It has been official for several weeks: The Federal Office for Information Security (BSI) advises users to replace the virus protection software from the Russian manufacturer Kaspersky with other programs. But what exactly makes Kaspersky so dangerous? And what can affected users do now?
It is bad news for many Germans. “The Federal Office for Information Security (BSI) warns against the use of virus protection software from the Russian manufacturer Kaspersky in accordance with Section 7 of the BSI Act,” says an official statement published a few weeks ago.
The background to the warning is the Ukraine war. From the Russian side, threats were made to NATO, the EU, but also the Federal Republic of Germany. The BSI has therefore classified the risk of a “successful IT attack” via programs such as Kaspersky as “considerable”.
“A Russian IT manufacturer can conduct offensive operations itself, be forced to attack target systems against its will, or […] misused as a tool for attacks against its own customers”, reads the justification.
What makes Kaspersky so dangerous now?
IT security expert Manuel Atug considers the BSI’s warning to be appropriate. After all, antivirus software usually has far-reaching system permissions – for updates, eThere is a permanent, encrypted and non-verifiable connection to the manufacturer’s servers. Therein lies the crux of the matter.

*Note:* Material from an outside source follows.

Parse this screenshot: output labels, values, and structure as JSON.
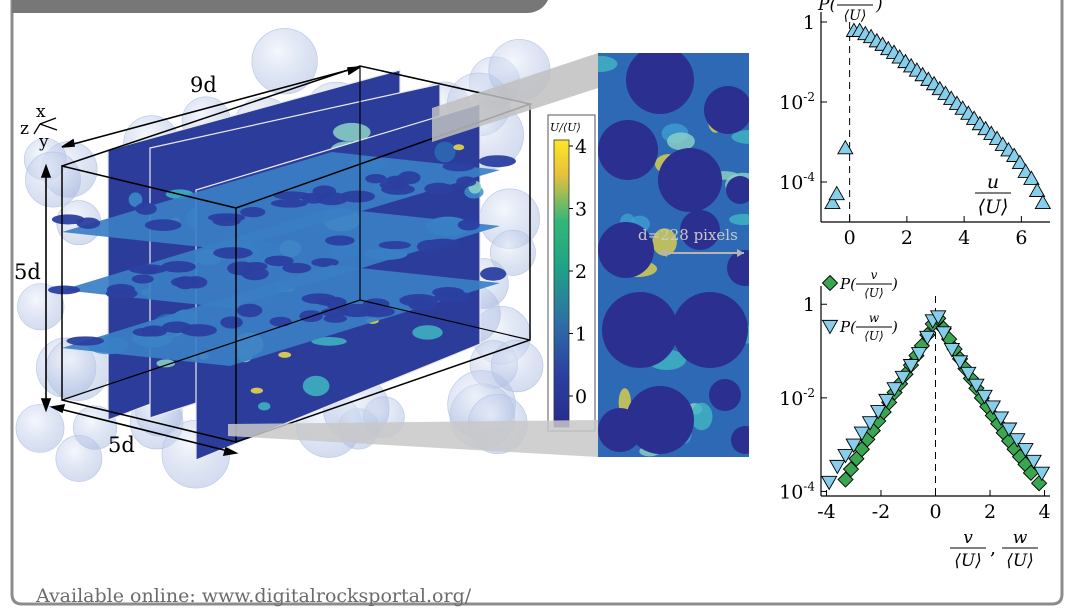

“The Russian state, like any other state, could use online updates to create a manipulated version of the software and have it installed on the affected devices as a kind of state trojan“says Atug in an interview with CHIP. All user data would then be accessible – photos, chat messages, bank details. “It’s about sensitive content that Russia could access and process.”
Jörn Müller-Quade, who works at the Karlsruhe Institute of Technology (KIT) and specializes in IT security, also considers the danger emanating from the Kaspersky software to be “big enough to (rightly) warn”. “Especially when cyber attacks continue to escalate, for example in response to economic sanctions,” he says to CHIP.
Alternatives needed: BSI warns against using Russian Kaspersky virus protection
According to the BSI, companies are particularly at risk
Companies in particular should take the BSI’s Kaspersky warning to heart. They are considered “particularly” at risk – just like authorities with special security interests and operators of critical infrastructures.
As Atug explains, a company’s entire production could be paralyzed by such security software. “But it would also be conceivable for international companies or politicians to be spied on.” So there are many ways to harm corporations, but also private users.
This is alarming precisely because Kaspersky’s virus protection is widely used. According to the company’s website, more than 400 million people worldwide use the Russian software. There is also talk of 240,000 corporate customers. The figures do not show how many of them are based in Germany.
After BSI warning: CHIP blocks all Kaspersky downloads
Remove Kaspersky antivirus
Kaspersky warning: what can those affected do now?
The BSI recommends that Kapersky users uninstall the Russian software and switch to other virus protection programs. “It’s important not to simply remove Kaspersky without an alternative and only do that if you really see a risk yourself. A PC without virus protection is also a bad solution,” Atug warns.
Müller-Quade, who heads the Chair for Cryptography and Security at KIT, also points out that “elementary precautionary measures” should be observed. “Users should always keep their software up to date and use good passwords – or even better, a password manager,” he says.
Because even if the expert considers the Kaspersky risk to be lower for private individuals than for companies. “One should not underestimate the danger.” It’s not just annoying when private data is lost, he explains. Corrupted computers could also be used for further attacks.
Kaspersky has been criticized before
At Kaspersky, there is ultimately disillusionment. “We believe that this decision is not based on the technical evaluation of Kaspersky products – which we have repeatedly campaigned for at the BSI and across Europe – but rather was made for political reasons,” it says in a short statement published after the BSI notification.
For the group it is a painful déjà vu. After all, US authorities have been allowed to use the Russian software since September 2017 no longer use it – for fear that the Russian government could use it to spy on computers.